A study in the journal Psychological Science shows that people whose minds wander during simple tasks may actually have a higher capacity for working memory. Working memory is what enables us to think about multiple things at once, and has been linked with intelligence (such as IQ score and reading comprehension).
That may be because "people who have additional working memory resources deploy them to think about things other than what they're doing," study researcher Jonathan Smallwood, of the Max Planck Institute for Human Cognitive and Brain Science, said in a statement.
For the study, researchers had study participants do one of two tasks. One task was to press a button when they saw a certain letter come across a screen. The second task was to tap in sync with their own breathing. The researchers checked in from time to time with the study participants as they completed the two tasks, in order to see if their minds were wandering.
Then, the researchers tested the study participants' working memory by having them complete a task where they had to recall alphabet letters that had been mixed in with simple math questions.
The researchers found that the people whose minds wandered during the first task were also the ones who had a greater working memory.
"Our results suggest that the sorts of planning that people do quite often in daily life -- when they're on the bus, when they're cycling to work, when they're in the shower -- are probably supported by working memory," Smallwood said in the statement. "Their brains are trying to allocate resources to the most pressing problems."
However, that's not to say that your mind can't wander completely off the path (we've all had those times where we've had to re-read a page several times to fully comprehend it!).

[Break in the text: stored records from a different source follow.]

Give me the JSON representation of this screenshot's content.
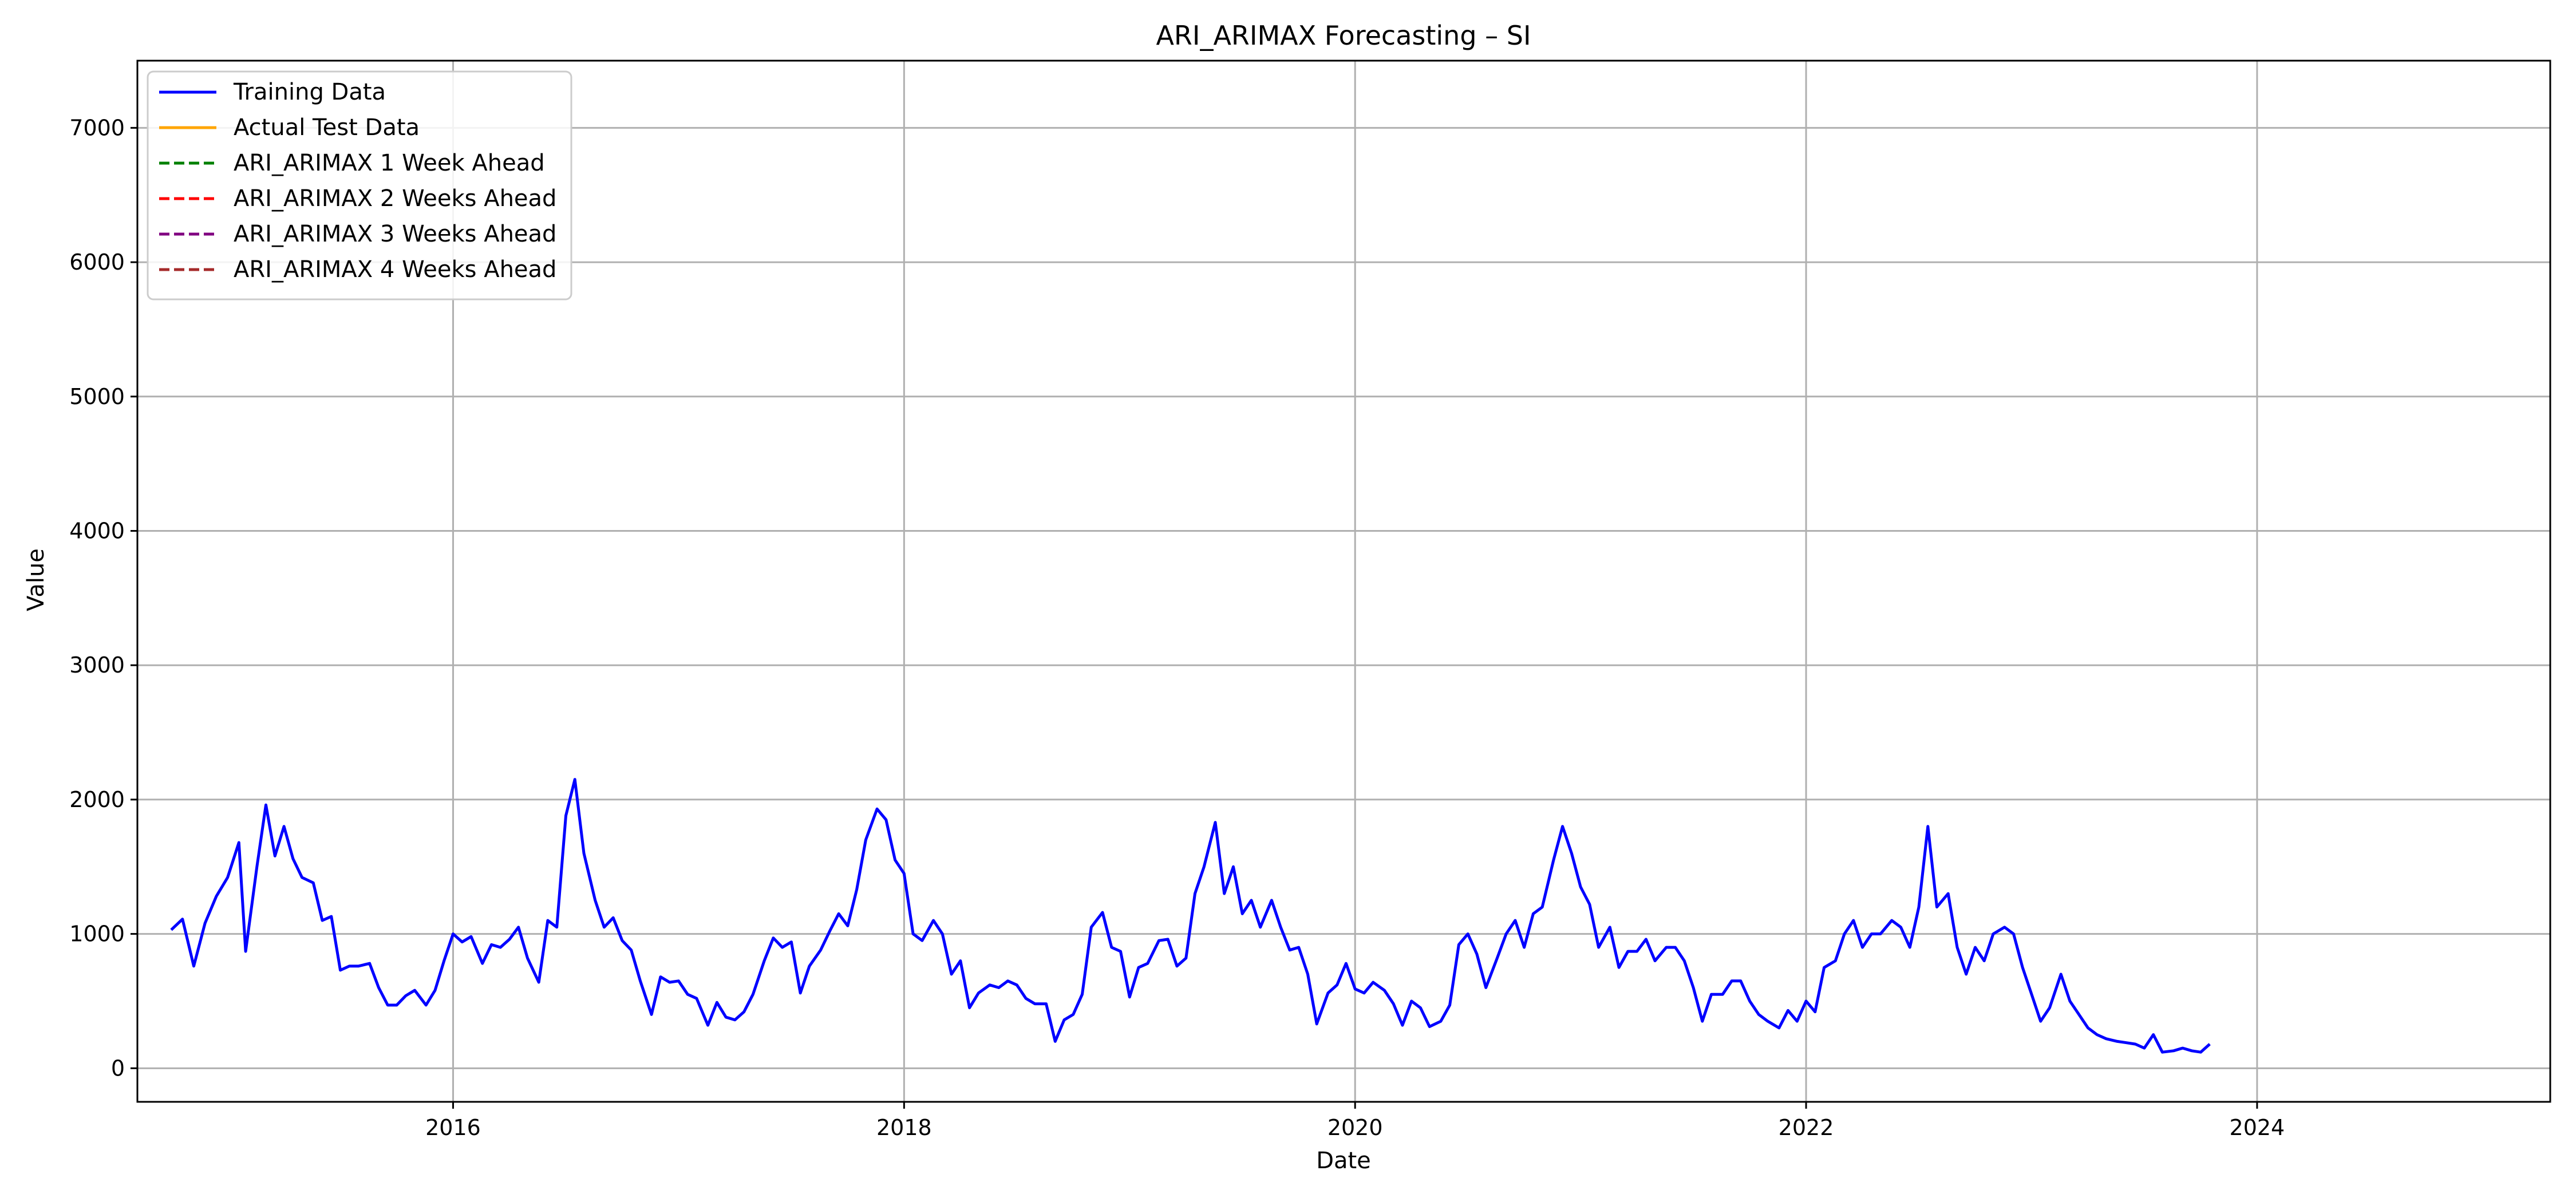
{
  "chart_data": {
    "type": "line",
    "title": "ARI_ARIMAX Forecasting – SI",
    "xlabel": "Date",
    "ylabel": "Value",
    "x_ticks": [
      "2016",
      "2018",
      "2020",
      "2022",
      "2024"
    ],
    "y_ticks": [
      "0",
      "1000",
      "2000",
      "3000",
      "4000",
      "5000",
      "6000",
      "7000"
    ],
    "xlim": [
      2014.6,
      2025.3
    ],
    "ylim": [
      -250,
      7500
    ],
    "grid": true,
    "legend_position": "top-left",
    "series": [
      {
        "name": "Training Data",
        "color": "#0000ff",
        "dash": "solid",
        "points": [
          [
            2014.75,
            1030
          ],
          [
            2014.8,
            1110
          ],
          [
            2014.85,
            760
          ],
          [
            2014.9,
            1080
          ],
          [
            2014.95,
            1280
          ],
          [
            2015.0,
            1420
          ],
          [
            2015.05,
            1680
          ],
          [
            2015.08,
            870
          ],
          [
            2015.13,
            1500
          ],
          [
            2015.17,
            1960
          ],
          [
            2015.21,
            1580
          ],
          [
            2015.25,
            1800
          ],
          [
            2015.29,
            1560
          ],
          [
            2015.33,
            1420
          ],
          [
            2015.38,
            1380
          ],
          [
            2015.42,
            1100
          ],
          [
            2015.46,
            1130
          ],
          [
            2015.5,
            730
          ],
          [
            2015.54,
            760
          ],
          [
            2015.58,
            760
          ],
          [
            2015.63,
            780
          ],
          [
            2015.67,
            600
          ],
          [
            2015.71,
            470
          ],
          [
            2015.75,
            470
          ],
          [
            2015.79,
            540
          ],
          [
            2015.83,
            580
          ],
          [
            2015.88,
            470
          ],
          [
            2015.92,
            580
          ],
          [
            2015.96,
            800
          ],
          [
            2016.0,
            1000
          ],
          [
            2016.04,
            940
          ],
          [
            2016.08,
            980
          ],
          [
            2016.13,
            780
          ],
          [
            2016.17,
            920
          ],
          [
            2016.21,
            900
          ],
          [
            2016.25,
            960
          ],
          [
            2016.29,
            1050
          ],
          [
            2016.33,
            820
          ],
          [
            2016.38,
            640
          ],
          [
            2016.42,
            1100
          ],
          [
            2016.46,
            1050
          ],
          [
            2016.5,
            1880
          ],
          [
            2016.54,
            2150
          ],
          [
            2016.58,
            1600
          ],
          [
            2016.63,
            1250
          ],
          [
            2016.67,
            1050
          ],
          [
            2016.71,
            1120
          ],
          [
            2016.75,
            950
          ],
          [
            2016.79,
            880
          ],
          [
            2016.83,
            650
          ],
          [
            2016.88,
            400
          ],
          [
            2016.92,
            680
          ],
          [
            2016.96,
            640
          ],
          [
            2017.0,
            650
          ],
          [
            2017.04,
            550
          ],
          [
            2017.08,
            520
          ],
          [
            2017.13,
            320
          ],
          [
            2017.17,
            490
          ],
          [
            2017.21,
            380
          ],
          [
            2017.25,
            360
          ],
          [
            2017.29,
            420
          ],
          [
            2017.33,
            550
          ],
          [
            2017.38,
            800
          ],
          [
            2017.42,
            970
          ],
          [
            2017.46,
            900
          ],
          [
            2017.5,
            940
          ],
          [
            2017.54,
            560
          ],
          [
            2017.58,
            760
          ],
          [
            2017.63,
            880
          ],
          [
            2017.67,
            1020
          ],
          [
            2017.71,
            1150
          ],
          [
            2017.75,
            1060
          ],
          [
            2017.79,
            1330
          ],
          [
            2017.83,
            1700
          ],
          [
            2017.88,
            1930
          ],
          [
            2017.92,
            1850
          ],
          [
            2017.96,
            1550
          ],
          [
            2018.0,
            1450
          ],
          [
            2018.04,
            1000
          ],
          [
            2018.08,
            950
          ],
          [
            2018.13,
            1100
          ],
          [
            2018.17,
            1000
          ],
          [
            2018.21,
            700
          ],
          [
            2018.25,
            800
          ],
          [
            2018.29,
            450
          ],
          [
            2018.33,
            560
          ],
          [
            2018.38,
            620
          ],
          [
            2018.42,
            600
          ],
          [
            2018.46,
            650
          ],
          [
            2018.5,
            620
          ],
          [
            2018.54,
            520
          ],
          [
            2018.58,
            480
          ],
          [
            2018.63,
            480
          ],
          [
            2018.67,
            200
          ],
          [
            2018.71,
            360
          ],
          [
            2018.75,
            400
          ],
          [
            2018.79,
            550
          ],
          [
            2018.83,
            1050
          ],
          [
            2018.88,
            1160
          ],
          [
            2018.92,
            900
          ],
          [
            2018.96,
            870
          ],
          [
            2019.0,
            530
          ],
          [
            2019.04,
            750
          ],
          [
            2019.08,
            780
          ],
          [
            2019.13,
            950
          ],
          [
            2019.17,
            960
          ],
          [
            2019.21,
            760
          ],
          [
            2019.25,
            820
          ],
          [
            2019.29,
            1300
          ],
          [
            2019.33,
            1500
          ],
          [
            2019.38,
            1830
          ],
          [
            2019.42,
            1300
          ],
          [
            2019.46,
            1500
          ],
          [
            2019.5,
            1150
          ],
          [
            2019.54,
            1250
          ],
          [
            2019.58,
            1050
          ],
          [
            2019.63,
            1250
          ],
          [
            2019.67,
            1050
          ],
          [
            2019.71,
            880
          ],
          [
            2019.75,
            900
          ],
          [
            2019.79,
            700
          ],
          [
            2019.83,
            330
          ],
          [
            2019.88,
            560
          ],
          [
            2019.92,
            620
          ],
          [
            2019.96,
            780
          ],
          [
            2020.0,
            590
          ],
          [
            2020.04,
            560
          ],
          [
            2020.08,
            640
          ],
          [
            2020.13,
            580
          ],
          [
            2020.17,
            480
          ],
          [
            2020.21,
            320
          ],
          [
            2020.25,
            500
          ],
          [
            2020.29,
            450
          ],
          [
            2020.33,
            310
          ],
          [
            2020.38,
            350
          ],
          [
            2020.42,
            470
          ],
          [
            2020.46,
            920
          ],
          [
            2020.5,
            1000
          ],
          [
            2020.54,
            850
          ],
          [
            2020.58,
            600
          ],
          [
            2020.63,
            820
          ],
          [
            2020.67,
            1000
          ],
          [
            2020.71,
            1100
          ],
          [
            2020.75,
            900
          ],
          [
            2020.79,
            1150
          ],
          [
            2020.83,
            1200
          ],
          [
            2020.88,
            1550
          ],
          [
            2020.92,
            1800
          ],
          [
            2020.96,
            1600
          ],
          [
            2021.0,
            1350
          ],
          [
            2021.04,
            1220
          ],
          [
            2021.08,
            900
          ],
          [
            2021.13,
            1050
          ],
          [
            2021.17,
            750
          ],
          [
            2021.21,
            870
          ],
          [
            2021.25,
            870
          ],
          [
            2021.29,
            960
          ],
          [
            2021.33,
            800
          ],
          [
            2021.38,
            900
          ],
          [
            2021.42,
            900
          ],
          [
            2021.46,
            800
          ],
          [
            2021.5,
            600
          ],
          [
            2021.54,
            350
          ],
          [
            2021.58,
            550
          ],
          [
            2021.63,
            550
          ],
          [
            2021.67,
            650
          ],
          [
            2021.71,
            650
          ],
          [
            2021.75,
            500
          ],
          [
            2021.79,
            400
          ],
          [
            2021.83,
            350
          ],
          [
            2021.88,
            300
          ],
          [
            2021.92,
            430
          ],
          [
            2021.96,
            350
          ],
          [
            2022.0,
            500
          ],
          [
            2022.04,
            420
          ],
          [
            2022.08,
            750
          ],
          [
            2022.13,
            800
          ],
          [
            2022.17,
            1000
          ],
          [
            2022.21,
            1100
          ],
          [
            2022.25,
            900
          ],
          [
            2022.29,
            1000
          ],
          [
            2022.33,
            1000
          ],
          [
            2022.38,
            1100
          ],
          [
            2022.42,
            1050
          ],
          [
            2022.46,
            900
          ],
          [
            2022.5,
            1200
          ],
          [
            2022.54,
            1800
          ],
          [
            2022.58,
            1200
          ],
          [
            2022.63,
            1300
          ],
          [
            2022.67,
            900
          ],
          [
            2022.71,
            700
          ],
          [
            2022.75,
            900
          ],
          [
            2022.79,
            800
          ],
          [
            2022.83,
            1000
          ],
          [
            2022.88,
            1050
          ],
          [
            2022.92,
            1000
          ],
          [
            2022.96,
            750
          ],
          [
            2023.0,
            550
          ],
          [
            2023.04,
            350
          ],
          [
            2023.08,
            450
          ],
          [
            2023.13,
            700
          ],
          [
            2023.17,
            500
          ],
          [
            2023.21,
            400
          ],
          [
            2023.25,
            300
          ],
          [
            2023.29,
            250
          ],
          [
            2023.33,
            220
          ],
          [
            2023.38,
            200
          ],
          [
            2023.42,
            190
          ],
          [
            2023.46,
            180
          ],
          [
            2023.5,
            150
          ],
          [
            2023.54,
            250
          ],
          [
            2023.58,
            120
          ],
          [
            2023.63,
            130
          ],
          [
            2023.67,
            150
          ],
          [
            2023.71,
            130
          ],
          [
            2023.75,
            120
          ],
          [
            2023.79,
            180
          ]
        ]
      },
      {
        "name": "Actual Test Data",
        "color": "#ffa500",
        "dash": "solid",
        "points": []
      },
      {
        "name": "ARI_ARIMAX 1 Week Ahead",
        "color": "#008000",
        "dash": "dashed",
        "points": []
      },
      {
        "name": "ARI_ARIMAX 2 Weeks Ahead",
        "color": "#ff0000",
        "dash": "dashed",
        "points": []
      },
      {
        "name": "ARI_ARIMAX 3 Weeks Ahead",
        "color": "#800080",
        "dash": "dashed",
        "points": []
      },
      {
        "name": "ARI_ARIMAX 4 Weeks Ahead",
        "color": "#a52a2a",
        "dash": "dashed",
        "points": []
      }
    ]
  }
}
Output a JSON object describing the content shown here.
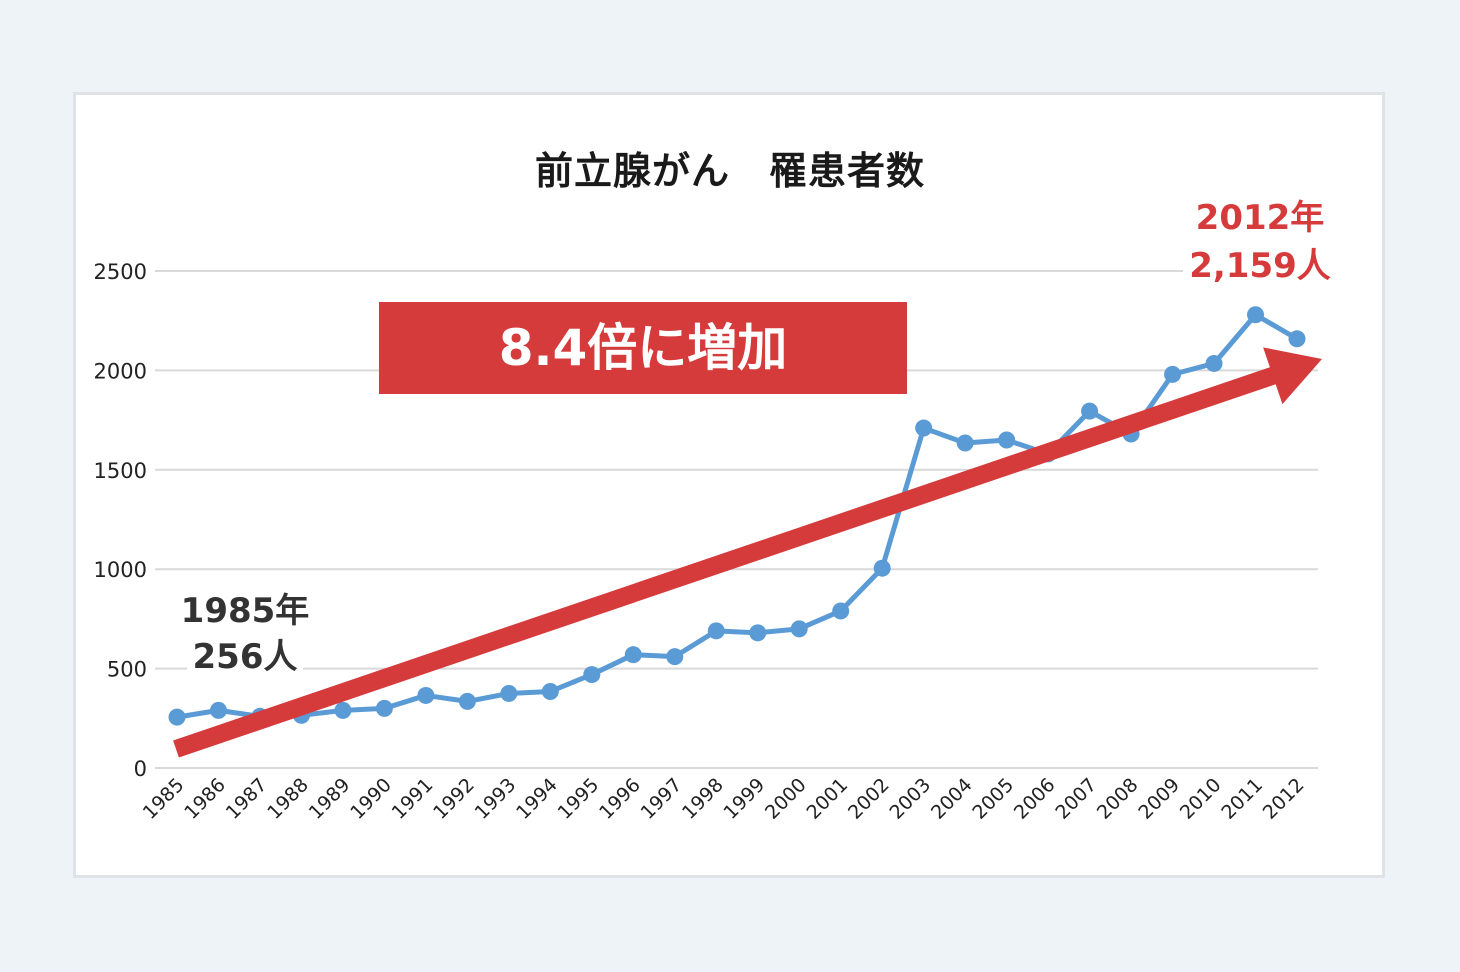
{
  "title": "前立腺がん　罹患者数",
  "banner": {
    "label": "8.4倍に増加",
    "color": "#d63b3c"
  },
  "annotations": {
    "start": {
      "year": "1985年",
      "value": "256人"
    },
    "end": {
      "year": "2012年",
      "value": "2,159人",
      "color": "#d63b3c"
    }
  },
  "colors": {
    "series": "#5b9bd5",
    "arrow": "#d63b3c",
    "grid": "#d9d9d9",
    "background": "#eef3f7"
  },
  "chart_data": {
    "type": "line",
    "title": "前立腺がん　罹患者数",
    "xlabel": "",
    "ylabel": "",
    "ylim": [
      0,
      2500
    ],
    "yticks": [
      0,
      500,
      1000,
      1500,
      2000,
      2500
    ],
    "grid": true,
    "legend": "none",
    "categories": [
      "1985",
      "1986",
      "1987",
      "1988",
      "1989",
      "1990",
      "1991",
      "1992",
      "1993",
      "1994",
      "1995",
      "1996",
      "1997",
      "1998",
      "1999",
      "2000",
      "2001",
      "2002",
      "2003",
      "2004",
      "2005",
      "2006",
      "2007",
      "2008",
      "2009",
      "2010",
      "2011",
      "2012"
    ],
    "series": [
      {
        "name": "罹患者数",
        "values": [
          256,
          290,
          260,
          265,
          290,
          300,
          365,
          335,
          375,
          385,
          470,
          570,
          560,
          690,
          680,
          700,
          790,
          1005,
          1710,
          1635,
          1650,
          1580,
          1795,
          1680,
          1980,
          2035,
          2280,
          2159
        ]
      }
    ],
    "annotations": [
      {
        "text": "8.4倍に増加",
        "type": "banner"
      },
      {
        "text": "1985年 256人",
        "x": "1985"
      },
      {
        "text": "2012年 2,159人",
        "x": "2012"
      },
      {
        "type": "trend-arrow",
        "from": [
          "1985",
          100
        ],
        "to": [
          "2012",
          2080
        ]
      }
    ]
  }
}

Researchers said that's because we have to be focused on using our working memory to remember the initial task, lest we forget our goal was in the first place.
A past study from New York University researchers showed that daydreaming -- or at least taking a pause to give your mind a break -- actually was good for the brain's memory-making abilities, MSNBC reported.
"Our data suggests that if you are not allowing yourself, not giving yourself a break, it is costly," study researcher Lila Davachi, assistant professor of NYU's Department of Psychology and Center for Neuroscience, told MSNBC. "It's possible you are hindering your brain's ability to consolidate memories and experiences."